# Very simple way to do red-eye removal for pets and people!



## BoscosMum (Apr 29, 2004)

This is a cross-post from a digital scrapbook forum that I joined.
I cant believe I have never thought to try doing this with this method.
This looks very easy and gives natural looking results.
Check it out!  I had to share! 

*Step 1 *
Select just around the glowing part of the eye with your round selection tool (marquee). 









*Step 2:* 
Go to Image: Adjustments: Hue/Saturation. 
Desaturate completely by moving the SATURATION slide all the way to the left. Then slide your LIGHTNESS almost all the way to the left. 









*Step 3:* 
Deselect the circle you were using. Now use your DODGE TOOL set on about 50% and keep the size of it pretty small to highlight a very small area of the eye. This gives back the little white glint and makes it look natural.


----------



## Lacey'sMuM (Jul 30, 2005)

I never thought of doing it that way! Thanks for posting that!


----------



## DesnBaby (Apr 18, 2004)

Even simpler is to:
1) Go into Paint Shop Pro 9 
2) Use the red eye removal tool at the top
3) Draw your circle
4) Adjust it to the right size w/ the arrow (to make it big or small on the dots)
5) You can also zoom in to see it better
6) Use the navigate tool to put it where you want it at
7) Use auto animal eye
8 ) Go to colour and change the eye if you want 
and 
9) Play w/ the settings


----------



## BoscosMum (Apr 29, 2004)

Des...I have PSP9 too...  
I think the red-eye removal tool in there is a pain in the *toot toot!!!
I will try it using the circular selection, I have always used the auto setting and it is completely annoying for me. I have a hard time getting the hang of it.
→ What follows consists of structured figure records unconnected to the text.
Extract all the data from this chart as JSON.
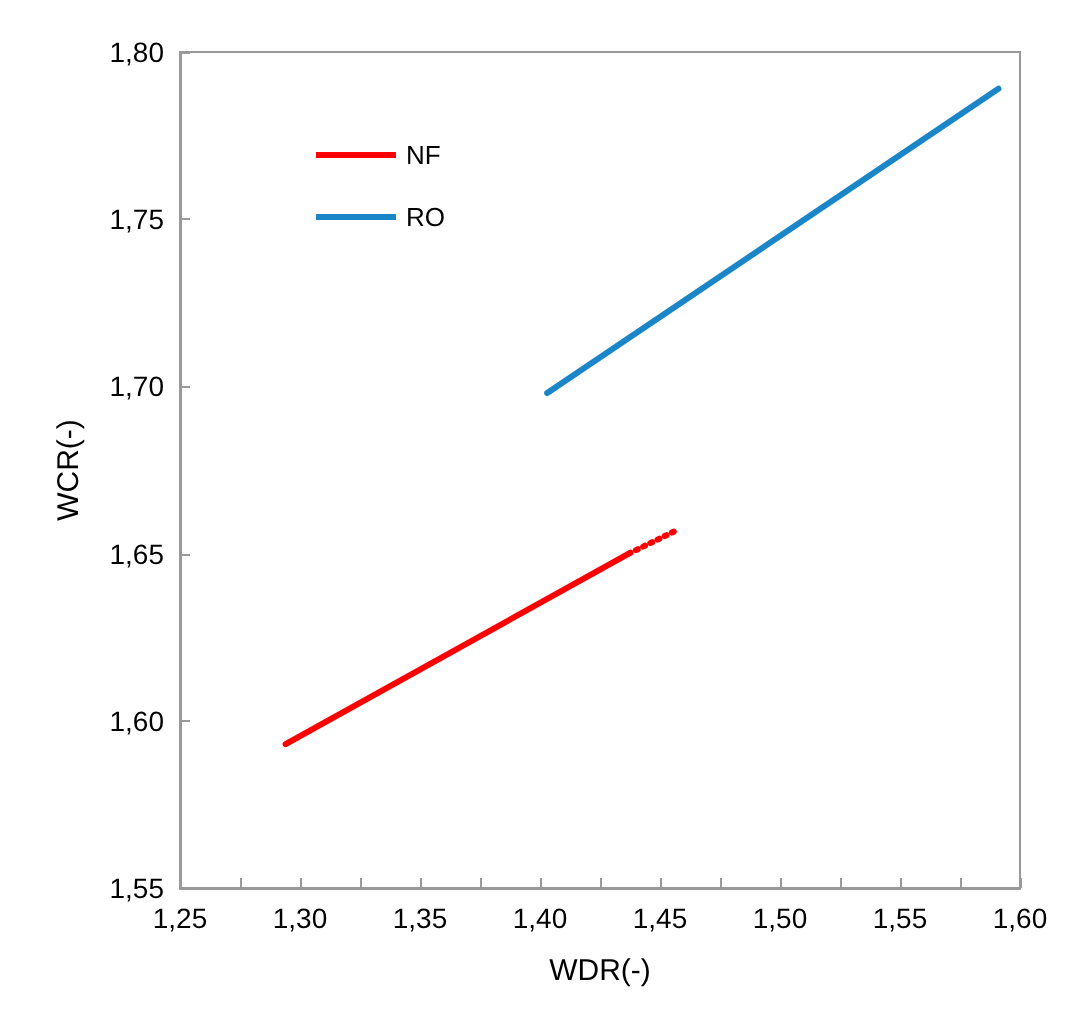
{
  "chart_data": {
    "type": "line",
    "xlabel": "WDR(-)",
    "ylabel": "WCR(-)",
    "xlim": [
      1.25,
      1.6
    ],
    "ylim": [
      1.55,
      1.8
    ],
    "xticks": [
      {
        "value": 1.25,
        "label": "1,25"
      },
      {
        "value": 1.275,
        "label": null
      },
      {
        "value": 1.3,
        "label": "1,30"
      },
      {
        "value": 1.325,
        "label": null
      },
      {
        "value": 1.35,
        "label": "1,35"
      },
      {
        "value": 1.375,
        "label": null
      },
      {
        "value": 1.4,
        "label": "1,40"
      },
      {
        "value": 1.425,
        "label": null
      },
      {
        "value": 1.45,
        "label": "1,45"
      },
      {
        "value": 1.475,
        "label": null
      },
      {
        "value": 1.5,
        "label": "1,50"
      },
      {
        "value": 1.525,
        "label": null
      },
      {
        "value": 1.55,
        "label": "1,55"
      },
      {
        "value": 1.575,
        "label": null
      },
      {
        "value": 1.6,
        "label": "1,60"
      }
    ],
    "yticks": [
      {
        "value": 1.55,
        "label": "1,55"
      },
      {
        "value": 1.6,
        "label": "1,60"
      },
      {
        "value": 1.65,
        "label": "1,65"
      },
      {
        "value": 1.7,
        "label": "1,70"
      },
      {
        "value": 1.75,
        "label": "1,75"
      },
      {
        "value": 1.8,
        "label": "1,80"
      }
    ],
    "series": [
      {
        "name": "NF",
        "color": "#ff0000",
        "x": [
          1.294,
          1.437
        ],
        "values": [
          1.593,
          1.65
        ]
      },
      {
        "name": "RO",
        "color": "#1a86c8",
        "x": [
          1.403,
          1.591
        ],
        "values": [
          1.698,
          1.789
        ]
      },
      {
        "color": "#ff0000",
        "x": [
          1.437,
          1.457
        ],
        "values": [
          1.65,
          1.657
        ],
        "line_style": "dotted"
      }
    ],
    "grid": false,
    "legend": "top left",
    "marker": "none",
    "line_style": "solid"
  }
}
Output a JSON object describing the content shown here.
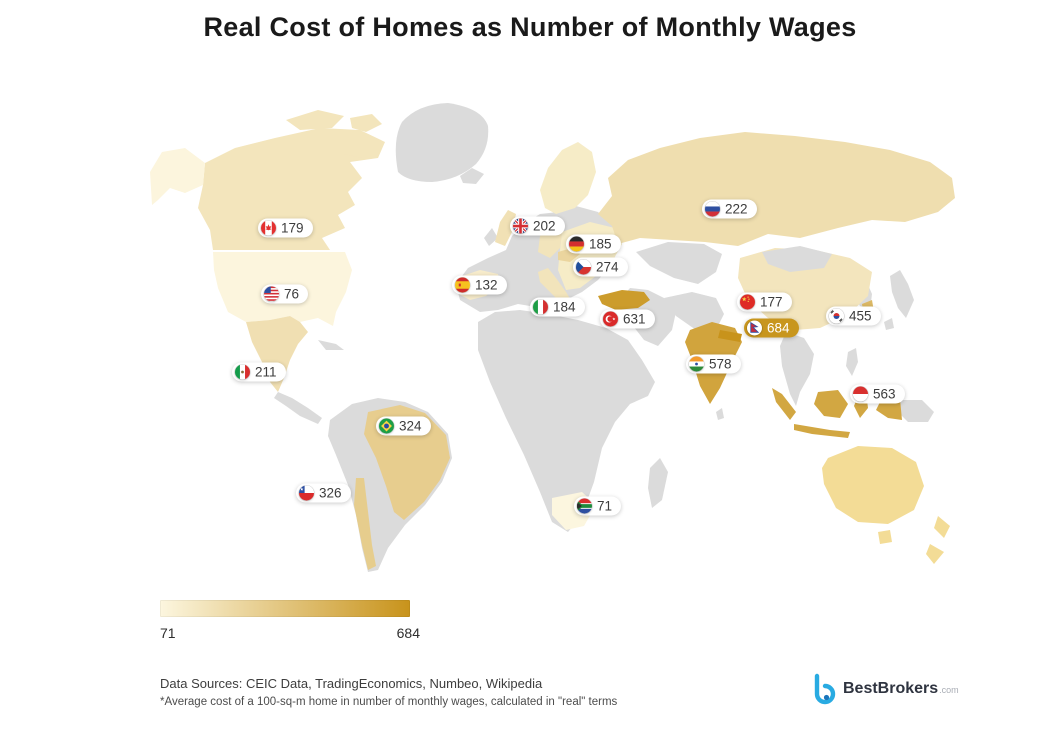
{
  "title": "Real Cost of Homes as Number of Monthly Wages",
  "chart_data": {
    "type": "choropleth_map",
    "metric": "Home cost expressed as number of monthly wages",
    "min": 71,
    "max": 684,
    "countries": [
      {
        "name": "Canada",
        "iso": "ca",
        "value": 179
      },
      {
        "name": "United States",
        "iso": "us",
        "value": 76
      },
      {
        "name": "Mexico",
        "iso": "mx",
        "value": 211
      },
      {
        "name": "Brazil",
        "iso": "br",
        "value": 324
      },
      {
        "name": "Chile",
        "iso": "cl",
        "value": 326
      },
      {
        "name": "United Kingdom",
        "iso": "gb",
        "value": 202
      },
      {
        "name": "Germany",
        "iso": "de",
        "value": 185
      },
      {
        "name": "Czech Republic",
        "iso": "cz",
        "value": 274
      },
      {
        "name": "Spain",
        "iso": "es",
        "value": 132
      },
      {
        "name": "Italy",
        "iso": "it",
        "value": 184
      },
      {
        "name": "Turkey",
        "iso": "tr",
        "value": 631
      },
      {
        "name": "Russia",
        "iso": "ru",
        "value": 222
      },
      {
        "name": "China",
        "iso": "cn",
        "value": 177
      },
      {
        "name": "South Korea",
        "iso": "kr",
        "value": 455
      },
      {
        "name": "Nepal",
        "iso": "np",
        "value": 684,
        "highlight": true
      },
      {
        "name": "India",
        "iso": "in",
        "value": 578
      },
      {
        "name": "Indonesia",
        "iso": "id",
        "value": 563
      },
      {
        "name": "South Africa",
        "iso": "za",
        "value": 71
      }
    ]
  },
  "legend": {
    "min_label": "71",
    "max_label": "684"
  },
  "footer": {
    "sources": "Data Sources: CEIC Data, TradingEconomics, Numbeo, Wikipedia",
    "note": "*Average cost of a 100-sq-m home in number of monthly wages, calculated in \"real\" terms"
  },
  "branding": {
    "name": "BestBrokers",
    "suffix": ".com"
  },
  "colors": {
    "scale_min": "#FCF6DF",
    "scale_max": "#C8931B",
    "land": "#DBDBDB",
    "unlabeled_region": "#F3DC96",
    "unlabeled_light": "#F6ECC7",
    "highlight_pill": "#C8961E"
  }
}
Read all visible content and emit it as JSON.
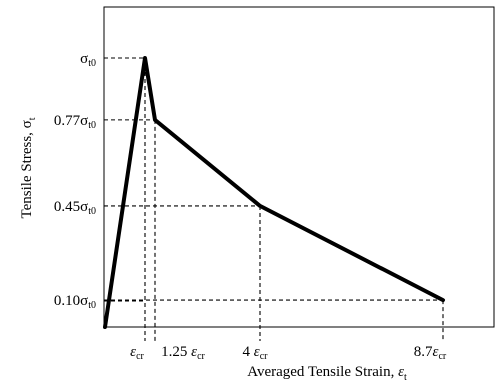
{
  "chart_data": {
    "type": "line",
    "xlabel": "Averaged Tensile Strain, ",
    "xlabel_symbol": "ε",
    "xlabel_sub": "t",
    "ylabel": "Tensile Stress, ",
    "ylabel_symbol": "σ",
    "ylabel_sub": "t",
    "x_ticks": [
      {
        "value": 1,
        "coef": "",
        "gap": "",
        "symbol": "ε",
        "sub": "cr"
      },
      {
        "value": 1.25,
        "coef": "1.25",
        "gap": " ",
        "symbol": "ε",
        "sub": "cr"
      },
      {
        "value": 4,
        "coef": "4",
        "gap": " ",
        "symbol": "ε",
        "sub": "cr"
      },
      {
        "value": 8.7,
        "coef": "8.7",
        "gap": "",
        "symbol": "ε",
        "sub": "cr"
      }
    ],
    "y_ticks": [
      {
        "value": 1,
        "coef": "",
        "symbol": "σ",
        "sub": "t0"
      },
      {
        "value": 0.77,
        "coef": "0.77",
        "symbol": "σ",
        "sub": "t0"
      },
      {
        "value": 0.45,
        "coef": "0.45",
        "symbol": "σ",
        "sub": "t0"
      },
      {
        "value": 0.1,
        "coef": "0.10",
        "symbol": "σ",
        "sub": "t0"
      }
    ],
    "series": [
      {
        "points": [
          {
            "x": 0,
            "y": 0
          },
          {
            "x": 1,
            "y": 1
          },
          {
            "x": 1.25,
            "y": 0.77
          },
          {
            "x": 4,
            "y": 0.45
          },
          {
            "x": 8.7,
            "y": 0.1
          }
        ]
      }
    ],
    "grid": false,
    "colors": {
      "line": "#000000",
      "frame": "#000000",
      "background": "#ffffff"
    }
  }
}
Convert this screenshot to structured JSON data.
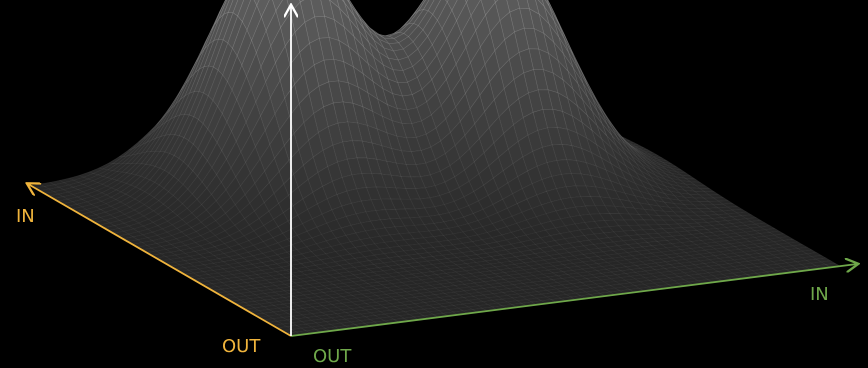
{
  "diagram": {
    "type": "3d-surface",
    "description_words": {
      "left_axis": {
        "in_label": "IN",
        "out_label": "OUT"
      },
      "right_axis": {
        "in_label": "IN",
        "out_label": "OUT"
      }
    },
    "colors": {
      "background": "#000000",
      "left_axis": "#f0b43c",
      "right_axis": "#6fa84a",
      "vertical_axis": "#ffffff",
      "mesh": "#ffffff"
    },
    "surface": {
      "peak_count": 2,
      "grid_resolution": 56
    }
  }
}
1 thing about Photo Shop though is that it does not have a red eye removal feature. My version doenst anyways. Not sure about the newer versions.


----------



## Scribbles (Mar 17, 2005)

The red eye removal tool on Picassa 2 is great and simple to use. PSPs and Photoshops is always a pain.

Picass2 is a free photo organiser/ editor from google. If you want to look its just HERE I'd recomend it

Dx


----------



## BoscosMum (Apr 29, 2004)

Scribbles....you should pass that link over to Jeanie.
She was looking for an easy way to do red-eye.


----------



## Jeanie (Jun 18, 2003)

Guess what? He and Eva already did! What do they say about great minds thinking alike?


----------